O HOSPITAL MILITAR DE RIO DE MOURO NO SEC:XVIII

Na última década do século XVIII, Portugal esteve envolvido em conflitos bélicos motivados pela ameaça invasão da França e de Espanha. Para defender o nosso Pais a Inglaterra, enviou ajuda militar, que incluía regimentos de Franceses emigrados que tinham combatido a República, proclamada em França em 1789 e por esse motivo obrigados a abandonar o seu País.

Um desses agrupamentos o "Loyal Emigrant", que compreendia os regimentos do Duque de Castries e do Marquês de Mortemart, vieram a soldo dos ingleses, para Portugal ficando o regimento de Mortemart aquartelado em Oeiras, com a incumbência, de entre outras, a de guarnecer o Forte de Rio de Mouro, defesa importante dos Palácios de Sintra e Queluz.
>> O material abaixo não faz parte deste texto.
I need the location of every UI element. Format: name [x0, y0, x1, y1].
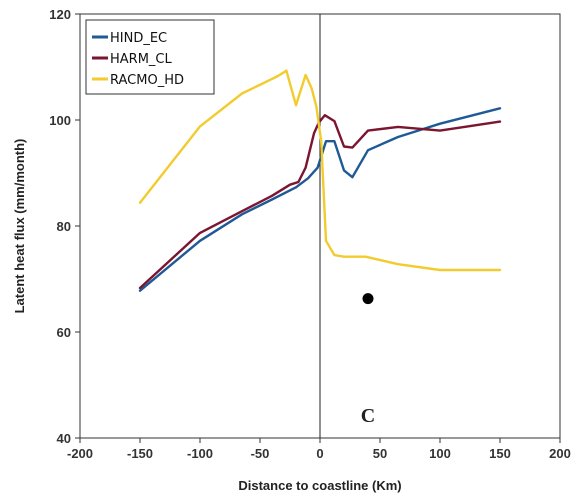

Este forte ficava onde é hoje a Rua do Jornal de Sintra em Rio de Mouro, um dos seus pontos de vigia seria o "Alto do Forte" sítio que actualmente ainda existe.

Para apoio ao regimento de Mortemart, estabeleceu-se um hospital militar em Rio de Mouro. Há noticia de alguns soldados que faleceram nesse hospital e sepultados na Igreja de Nossa Senhora de Belém. No interior eram enterrados os  católicos, os luteranos no adro.

Onde ficaria o hospital? Esta pergunta fizemo-la algumas ocasiões sem encontrar resposta. No entanto como diz o povo "quem porfia sempre alcança", e um destes dias apurámos que António M. Mesquita em  artigo publicado no jornal A República de 1 de Outubro de 1949, e citado por Sousa (1984,p.121) escreveu  que séculos atrás, a Casa Museu Leal da Câmara na Calçada da Rinchoa "fora hospital militar durante as invasões francesas e pertenceu outrora ao Marquês de Pombal". Eis a solução para a pergunta, estamos em condições de afirmar que foi hospital para militares franceses, mas antes das invasões, porque estas só ocorreram a partir de 1807. Os regimentos de emigrados permaneceram em Portugal, desde 1793  até 1801.

Mais um motivo para uma visita à Casa Museu Leal da Câmara, não só pelo seu rico acervo, mas também, com o aliciante de podermos imaginar o que seria a casa transformada em hospital para os soldados do regimento do Marquês de Mortemart, nos finais do século XVII.